Clarify and add missing typical_p argument docstring. (#21095)

* Clarify and add missing typical_p docstring. * Make the docstring easier to understand. * Clarify typical_p docstring Accept the suggestion by @stevhliu for paraphrasing the docstring. Co-authored-by: Steven Liu <59462357+stevhliu@users.noreply.github.com> * Use the same docstring as in GenerationConfig Follow the suggestion suggested by @stevhliu in the pull request conversation. * Fix docstring spacing. Co-authored-by: Steven Liu <59462357+stevhliu@users.noreply.github.com>
2025-08-03 03:31:05 +06:00 · 2023-01-17 09:23:47 -05:00 · 2023-01-17 09:23:47 -05:00 · 8896ebb9a9
commit 8896ebb9a9
parent f30bcd5357
2 changed files with 11 additions and 2 deletions
--- a/src/transformers/configuration_utils.py
+++ b/src/transformers/configuration_utils.py
@ -144,6 +144,12 @@ class PretrainedConfig(PushToHubMixin):
        top_p (`float`, *optional*, defaults to 1):
            Value that will be used by default in the `generate` method of the model for `top_p`. If set to float < 1,
            only the most probable tokens with probabilities that add up to `top_p` or higher are kept for generation.

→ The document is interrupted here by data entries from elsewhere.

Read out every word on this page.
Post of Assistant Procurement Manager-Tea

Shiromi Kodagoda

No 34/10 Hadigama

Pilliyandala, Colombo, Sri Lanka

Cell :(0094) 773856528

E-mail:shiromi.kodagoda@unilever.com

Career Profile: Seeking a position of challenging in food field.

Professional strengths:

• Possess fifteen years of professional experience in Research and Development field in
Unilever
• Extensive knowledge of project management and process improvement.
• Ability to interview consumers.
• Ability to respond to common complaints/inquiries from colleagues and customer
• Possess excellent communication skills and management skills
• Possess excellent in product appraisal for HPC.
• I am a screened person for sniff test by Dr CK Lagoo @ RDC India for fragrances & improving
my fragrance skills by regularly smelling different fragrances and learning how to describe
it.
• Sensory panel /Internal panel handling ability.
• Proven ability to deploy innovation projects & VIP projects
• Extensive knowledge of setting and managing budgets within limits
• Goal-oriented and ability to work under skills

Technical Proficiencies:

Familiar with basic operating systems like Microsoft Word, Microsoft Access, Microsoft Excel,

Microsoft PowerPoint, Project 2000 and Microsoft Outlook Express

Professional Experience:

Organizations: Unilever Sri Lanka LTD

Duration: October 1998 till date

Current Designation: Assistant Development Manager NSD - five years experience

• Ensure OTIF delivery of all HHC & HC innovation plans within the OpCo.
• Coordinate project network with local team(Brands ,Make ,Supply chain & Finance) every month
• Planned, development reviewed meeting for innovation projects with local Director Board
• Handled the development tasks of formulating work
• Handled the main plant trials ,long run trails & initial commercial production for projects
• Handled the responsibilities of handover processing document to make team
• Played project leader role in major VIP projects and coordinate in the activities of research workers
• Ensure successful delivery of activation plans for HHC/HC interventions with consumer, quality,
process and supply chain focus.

+        typical_p (`float`, *optional*, defaults to 1):
+            Local typicality measures how similar the conditional probability of predicting a target token next is to
+            the expected conditional probability of predicting a random token next, given the partial text already
+            generated. If set to float < 1, the smallest set of the most locally typical tokens with probabilities that
+            add up to `typical_p` or higher are kept for generation. See [this
+            paper](https://arxiv.org/pdf/2202.00666.pdf) for more details.

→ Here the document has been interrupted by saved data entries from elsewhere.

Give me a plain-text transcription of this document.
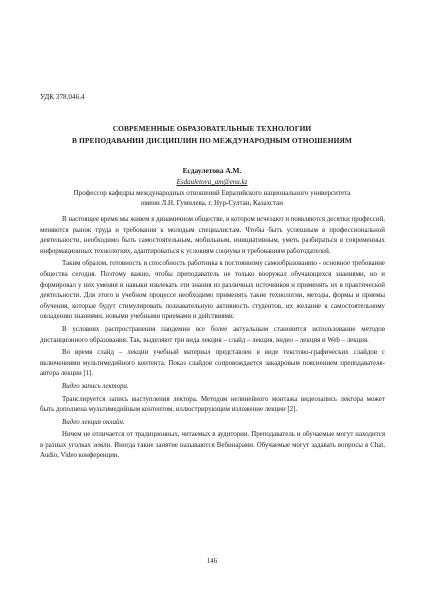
УДК 378.046.4
СОВРЕМЕННЫЕ ОБРАЗОВАТЕЛЬНЫЕ ТЕХНОЛОГИИ
В ПРЕПОДАВАНИИ ДИСЦИПЛИН ПО МЕЖДУНАРОДНЫМ ОТНОШЕНИЯМ
Есдаулетова А.М.
Esdauletova_am@enu.kz
Профессор кафедры международных отношений Евразийского национального университета
имени Л.Н. Гумилева, г. Нур-Султан, Казахстан

В настоящее время мы живем в динамичном обществе, в котором исчезают и появляются десятки профессий, меняются рынок труда и требования к молодым специалистам. Чтобы быть успешным в профессиональной деятельности, необходимо быть самостоятельным, мобильным, инициативным, уметь разбираться в современных информационных технологиях, адаптироваться к условиям социума и требованиям работодателей.

Таким образом, готовность и способность работника к постоянному самообразованию - основное требование общества сегодня. Поэтому важно, чтобы преподаватель не только вооружал обучающихся знаниями, но и формировал у них умения и навыки извлекать эти знания из различных источников и применять их в практической деятельности. Для этого в учебном процессе необходимо применять такие технологии, методы, формы и приемы обучения, которые будут стимулировать познавательную активность студентов, их желание к самостоятельному овладению знаниями, новыми учебными приемами и действиями.

В условиях распространения пандемии все более актуальным становится использование методов дистанционного образования. Так, выделяют три вида лекция – слайд – лекция, видео – лекция и Web – лекция.

Во время слайд – лекции учебный материал представлен в виде текстово-графических слайдов с включениями мультимедийного контента. Показ слайдов сопровождается закадровым пояснением преподавателя-автора лекции [1].

Видео запись лектора.

Транслируется запись выступления лектора. Методом нелинейного монтажа видеозапись лектора может быть дополнена мультимедийным контентом, иллюстрирующим изложение лекции [2].

Видео лекция онлайн.

Ничем не отличается от традиционных, читаемых в аудитории. Преподаватель и обучаемые могут находится в разных уголках земли. Иногда такие занятие называются Вебинарами. Обучаемые могут задавать вопросы в Chat, Audio, Video конференции.

146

        repetition_penalty (`float`, *optional*, defaults to 1):
            Parameter for repetition penalty that will be used by default in the `generate` method of the model. 1.0
            means no penalty.
--- a/src/transformers/generation/configuration_utils.py
+++ b/src/transformers/generation/configuration_utils.py
@ -111,8 +111,11 @@ class GenerationConfig(PushToHubMixin):
            If set to float < 1, only the smallest set of most probable tokens with probabilities that add up to
            `top_p` or higher are kept for generation.
        typical_p (`float`, *optional*, defaults to 1.0):
-            The amount of probability mass from the original distribution to be considered in typical decoding. If set
-            to 1.0 it takes no effect. See [this paper](https://arxiv.org/pdf/2202.00666.pdf) for more details.
+            Local typicality measures how similar the conditional probability of predicting a target token next is to
+            the expected conditional probability of predicting a random token next, given the partial text already
+            generated. If set to float < 1, the smallest set of the most locally typical tokens with probabilities that
+            add up to `typical_p` or higher are kept for generation. See [this
+            paper](https://arxiv.org/pdf/2202.00666.pdf) for more details.
        diversity_penalty (`float`, *optional*, defaults to 0.0):
            This value is subtracted from a beam's score if it generates a token same as any beam from other group at a
            particular time. Note that `diversity_penalty` is only effective if `group beam search` is enabled.